On boit, on mange, on rigole, on rattrape le temps. Avant d’aller au resto où on a retenu une table, le Cerveceria Catelunyia, on se claque un petit détour par la Sagrada Familia, pour l’admirer à nouveau sous cette lumière et la montrer à Troisième Roue.
Ensuite, la décadence prend le dessus. On commande des tapas gargantuesques et du champagne... Les serveurs, bien bêtes au début, se dérident finissent par nous trouver bien sympathiques.
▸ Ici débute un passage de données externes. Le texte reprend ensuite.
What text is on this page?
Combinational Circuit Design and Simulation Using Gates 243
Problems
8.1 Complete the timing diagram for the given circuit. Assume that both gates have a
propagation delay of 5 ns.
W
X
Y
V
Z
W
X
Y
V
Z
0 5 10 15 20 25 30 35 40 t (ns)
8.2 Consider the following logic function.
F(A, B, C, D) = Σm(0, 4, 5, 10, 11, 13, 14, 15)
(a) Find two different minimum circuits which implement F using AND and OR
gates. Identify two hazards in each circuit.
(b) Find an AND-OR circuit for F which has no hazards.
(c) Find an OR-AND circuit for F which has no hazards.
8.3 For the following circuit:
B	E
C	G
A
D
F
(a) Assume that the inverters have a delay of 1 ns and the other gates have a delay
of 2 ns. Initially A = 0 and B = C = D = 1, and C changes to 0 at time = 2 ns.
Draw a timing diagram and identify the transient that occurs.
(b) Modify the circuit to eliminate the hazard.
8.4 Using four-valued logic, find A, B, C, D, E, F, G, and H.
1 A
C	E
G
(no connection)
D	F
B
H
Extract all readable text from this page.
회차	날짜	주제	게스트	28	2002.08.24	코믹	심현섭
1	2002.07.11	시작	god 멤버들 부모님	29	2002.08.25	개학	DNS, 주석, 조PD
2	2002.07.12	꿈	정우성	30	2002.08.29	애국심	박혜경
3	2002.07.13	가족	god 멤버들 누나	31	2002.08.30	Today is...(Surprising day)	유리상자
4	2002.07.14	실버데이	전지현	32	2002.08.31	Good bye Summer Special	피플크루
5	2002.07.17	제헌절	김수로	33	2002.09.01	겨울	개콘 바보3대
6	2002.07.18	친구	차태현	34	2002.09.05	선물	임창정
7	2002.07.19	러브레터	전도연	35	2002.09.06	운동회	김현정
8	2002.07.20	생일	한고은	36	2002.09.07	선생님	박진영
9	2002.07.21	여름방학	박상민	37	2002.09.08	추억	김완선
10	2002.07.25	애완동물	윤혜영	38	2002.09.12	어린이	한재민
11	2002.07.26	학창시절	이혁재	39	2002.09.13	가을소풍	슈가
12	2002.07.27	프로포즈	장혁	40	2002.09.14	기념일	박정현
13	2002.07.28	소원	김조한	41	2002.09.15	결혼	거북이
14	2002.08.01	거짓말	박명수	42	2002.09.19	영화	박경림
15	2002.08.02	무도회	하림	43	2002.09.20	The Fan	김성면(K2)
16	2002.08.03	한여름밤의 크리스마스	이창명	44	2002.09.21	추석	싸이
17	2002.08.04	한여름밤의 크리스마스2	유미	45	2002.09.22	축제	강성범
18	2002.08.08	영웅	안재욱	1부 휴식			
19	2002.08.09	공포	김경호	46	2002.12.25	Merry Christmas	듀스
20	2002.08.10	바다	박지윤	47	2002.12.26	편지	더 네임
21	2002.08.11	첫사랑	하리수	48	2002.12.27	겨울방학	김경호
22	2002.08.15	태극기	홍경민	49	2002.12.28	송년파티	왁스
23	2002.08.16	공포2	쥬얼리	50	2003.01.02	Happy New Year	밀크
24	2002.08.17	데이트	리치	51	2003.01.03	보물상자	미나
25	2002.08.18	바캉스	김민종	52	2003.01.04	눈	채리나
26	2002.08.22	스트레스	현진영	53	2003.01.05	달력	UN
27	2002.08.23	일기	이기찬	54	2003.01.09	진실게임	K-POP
Tellement qu’à la fin de la soirée, ils nous conseillent un club pas loin pour aller danser, et ils nous souhaite tous la buena noche. Dans l’état d’ébriété avancée où je me trouvais, je ne sais plus trop si c’est parce qu’ils avaient hâte de nous voir partir ou parce qu’ils rient de notre trop plein d’enthousiasme. Me semble qu’ils ont fait une chorale, gne sé puuuu....
LE ROXY nous accueille, pis si tu flache tes boules au doorman, il te donne un t-shirt!!!! Non, sérieux, c’est vraiment un club branchouille où les pitounes sont toutes plus remontées les unes que les autres, les gars sont à la chasse et la musique techno envahit la place. On se croirait à Laval! On a dansé en masse, pis ma couze s’est fait cruisée pas mal! Je me retourne un moment donné pis je vois-tu pas notre Troisième Roue assise dans la section VIP!!! Koss tu fais là? Que je lui demande. TR a acheté une bouteille, de là le pouvoir de monter dans la hiérarchie du bar pis même visiter le sous-sol avec le proprio! Ouh la! On est pas des tout nus! Mais on a beaucoup beaucoup bu. On sort cahin caha à 4 heures du mat dans une foule hétéroclite. Ma maman à moi elle m’a envoyé des chandelles pis des ballounes, qu’on gonfle en pleine rue. Les chandelles, je les laisse en paquet et je les allumes TOUTES! Je les souffle et je fais mille voeux en même temps! J’ai des souvenirs vagues de notre retour vers l’hôtel, j’ai mangé une fleur, pris des photos floues, pis le reste...zzzzzzzzzzzzzzzzzzz
31 juillet
Aujourd’hui, décrétée journée nationale de hungover, nous partons vers Tarragona, où les vestiges de théâtre romains attirent nos deux intrépides voyageuses! Troisième Roue est repartie vers les pays nordiques et nous poursuivons notre bataile constante contre les contrôleurs dingues qui se choquent parce qu’on «no habla espanol, ciboire! » Cela dit, ils sont vraiment gentils et accueillants, les Espagnols, ils aiment faire la fiesta, pour ça oui. Il y a d’ailleurs une grande rivalité entre Valence, Madrid et Barcelone, qui me rappelle un peu « che nous ».
Le train n’est vraiment pas long. On arrive dans un patelin de bord de mer vraiment beau, avec des ruines romaines disséminées dans la ville. Pour l’instant, je ne rêve qu’à un lit, alors demain la visite! ON A VUE SUR LA MER ON A VUE SUR LA MER ON A VUE SUR LA MER!!!